We’re encountering a disconcerting bug where the data is saved to the wrong dataset. So far, we’ve been unable to replicate consistently so it would be great if we can get some pointers.

For context, we deploy Prodigy servers concurrently using a process manager (pm2) so we can label with multiple annotators / tasks on one server. This means that all the servers get started at the same time. As you know, the session ID is generated using datetime, so they clash on occasion. Usually, if session IDs clash, the recipe crashes as well, and pm2 will re-run the same recipe.

Our hypothesis, is that when saving the data, it saves to datasets with the same session ID and somehow the link gets messed up. But really not sure.

    def add_examples(self, examples, datasets=tuple()):
        """
        examples (list): The examples to add.
        datasets (list): The names of the dataset(s) to add the examples to.
        """
        with self.db.atomic():
            ids = []
            for eg in examples:
                content = ujson.dumps(eg, escape_forward_slashes=False)
                eg = Example.create(input_hash=eg[INPUT_HASH_ATTR],
                                    task_hash=eg[TASK_HASH_ATTR],
                                    content=content)
                ids.append(eg.id)
        if type(datasets) is not tuple and type(datasets) is not list:
            raise ValueError('datasets must be a tuple or list type, not: {}'.format(type(datasets)))
        for dataset in datasets:
            self.link(dataset, ids)
        log("DB: Added {} examples to {} datasets"
            .format(len(examples), len(datasets)))

We are using Prodigy 1.5.1 (not using most recent one because it clashes with neuralcoref) and Postgres database backend.

Thanks!


(Ines Montani) #2

Thanks for the report and sorry about that!

What exactly is the clash here? Is there anything we can do on our end to make this work?

The lastest version of Prodigy did fix several issues related to database links, so it’s possible that those were also responsible for the behaviour you’re seeing here. Is there any way you can run 1.6.1 and see if you’re able to reproduce the problem? Even if you only see it once, this would at least tell us that it’s still happening and not yet fixed.


(Motoki Wu) #3

What exactly is the clash here? Is there anything we can do on our end to make this work?

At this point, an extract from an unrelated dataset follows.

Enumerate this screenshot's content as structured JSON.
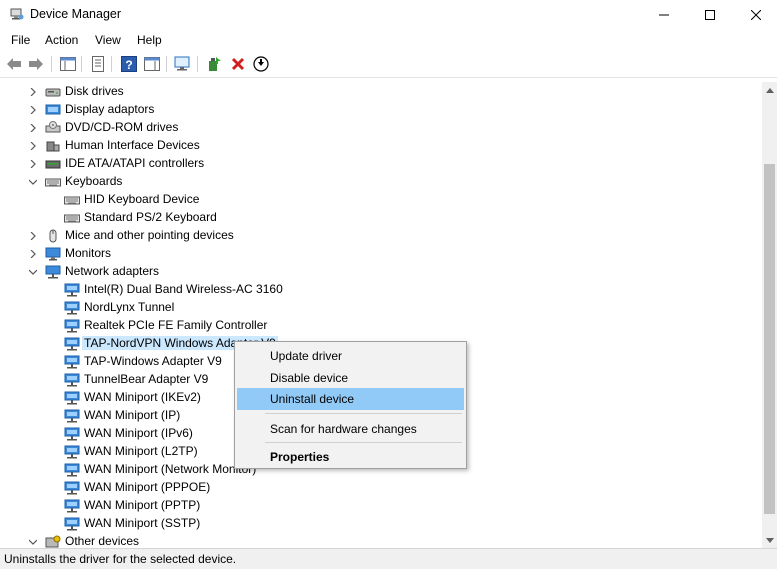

It’s this error: https://github.com/huggingface/neuralcoref/issues/120#issuecomment-448316255

But I guess we can downgrade to spacy==2.0.12 and thinc==6.10.3. We’ll report back if we see any issues with Prodigy 1.6.1.


(Ines Montani) #4

Ugh, that msgpack update :disappointed: Did downgrading / pinning msgpack not work for you? If I remember correctly, it was really just a minor/patch version of msgpack that introduced this problem and got pulled in. (Hopefully, this kind of stuff should happen less and less in the future. We’re slowly starting to take more control over our dependencies – see srsly for example We’ll also be switchin Prodigy over to that in one of the upcoming versions.).